This is the mail archive of the
gcc-patches@gcc.gnu.org
mailing list for the GCC project.
Fix for i386 APPLU regression (Was Re: Fix to i386 binarry operation predicates)
> Jan Hubicka wrote:
>
> > I wrote:
>
> > > Can this be tightened up, e.g., by Jan's own suggestion:
> > >
> > > "Perhaps I can go with only single nonimmediate operand in the operand 1
> > > and rewrite predicates as "=f" "fm" "0", but I feel somewhat
> > > unconfortable about such reversed order isntructions."
>
> > I am just running benchmark comparison of this at my home machine. I will
> > know results afternoon.
>
> Thanks for looking into this.
Hi,
the applu regression shows very common scenario of posimizing i387 code that is
caused by crazy corelation between regmove, reload and reg-stack passes. In
particular the following pattern:
(define_insn "*fop_sf_1_nosse"
[(set (match_operand:SF 0 "register_operand" "=f,f")

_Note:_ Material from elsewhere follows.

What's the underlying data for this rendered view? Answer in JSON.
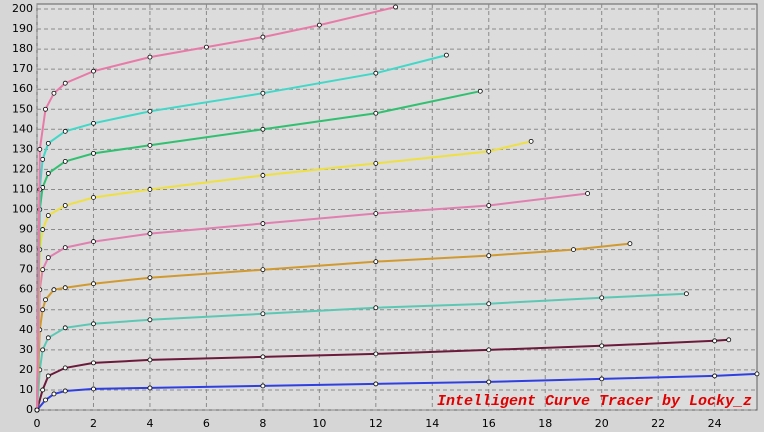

(match_operator:SF 3 "binary_fp_operator"
[(match_operand:SF 1 "nonimmediate_operand" "0,fm")
(match_operand:SF 2 "nonimmediate_operand" "fm,0")]))]
Always get which_alternative == 0 for regmove and non-strict matching thus
regmove believes this is the typical 2 address operation. What it does
is not always fruitfull then. All specFP benchmarks are compiled into shorter
code with -fno-regmove, while all specInt benchmarks, except for eon are
longer.
One particular problem is that regmove decides to emit the reg-reg copy if it
fails to rename registers to avoid the reload. In case the operand 1 does not
die, the result is unnecesarily increased register pressure.
After some thinking, I see point for doing the copy in other cases, but not
for instruction like (a=b op c) where no operands die. Then the resulting
copy instruction is just extra instruction and does not make the conflict
graph or register allocations different. Reload would create it anyway
if really required (not in this case). Perhaps this code has been fruitfull
before reload used full liveness information.
Just disabling the first case (creating copy when instruction has no REG_DEAD
notes) helps to many specFP benchmarks, but not to the applu.
Second case, where it may make some sense is is situation where c dies and a
requires to be the same as b. Such instruction will always require one reload,
but register allocation may manage c and a to be in the hard register. For
i387 reload will then match other alternative and win, but for "standard"
binary operation one extra copy of c will be needed.
I've done testing on i386 integer code (by compiling cc1) and found
that this sitation happends much less in practice than cases where the
regmove action pesimizes code.
Disabling the copy saves 10% of instructions for applu and as cross-check about
1Kb from cc1 binarry and 0.5% from mesa, so I believe we should just disable
the code. I also believe i386 is the extreme case and it will result in less
effect to code for other ports.
The patch has been rendered into strange form, it really just moves the
conditional in front of others and adds comment.
Honza
Sat Feb 16 20:41:45 CET 2002 Jan Hubicka <jh@suse.cz>
* regmove.c (regmove_optimize):
*** regmove.c.old Sat Feb 16 20:32:44 2002
--- ../gcc/regmove.c Sat Feb 16 20:35:31 2002
*************** regmove_optimize (f, nregs, regmove_dump
*** 1328,1346 ****
}
src_class = reg_preferred_class (REGNO (src));
dst_class = reg_preferred_class (REGNO (dst));
! if (! regclass_compatible_p (src_class, dst_class))
{
! if (!copy_src)
! {
! copy_src = src;
! copy_dst = dst;
! }
continue;
}
! /* Can not modify an earlier insn to set dst if this insn
! uses an old value in the source. */
! if (reg_overlap_mentioned_p (dst, SET_SRC (set)))
{
if (!copy_src)
{
--- 1328,1349 ----
}
src_class = reg_preferred_class (REGNO (src));
dst_class = reg_preferred_class (REGNO (dst));
!
! if (! (src_note = find_reg_note (insn, REG_DEAD, src)))
{
! /* We used to force the copy here like in other cases, but
! it produces worse code, as it eliminates no copy
! instructions and the copy emitted will be produced by
! reload anyway. On patterns with multiple alternatives,
! there may be better sollution availble.
!
! In particular this change produced slower code for numeric
! i387 programs. */
!
continue;
}
! if (! regclass_compatible_p (src_class, dst_class))
{
if (!copy_src)
{
*************** regmove_optimize (f, nregs, regmove_dump
*** 1350,1356 ****
continue;
}
! if (! (src_note = find_reg_note (insn, REG_DEAD, src)))
{
if (!copy_src)
{
--- 1353,1361 ----
continue;
}
! /* Can not modify an earlier insn to set dst if this insn
! uses an old value in the source. */
! if (reg_overlap_mentioned_p (dst, SET_SRC (set)))
{
if (!copy_src)
{
*************** regmove_optimize (f, nregs, regmove_dump
*** 1359,1365 ****
}
continue;
}
-
/* If src is set once in a different basic block,
and is set equal to a constant, then do not use
--- 1364,1369 ----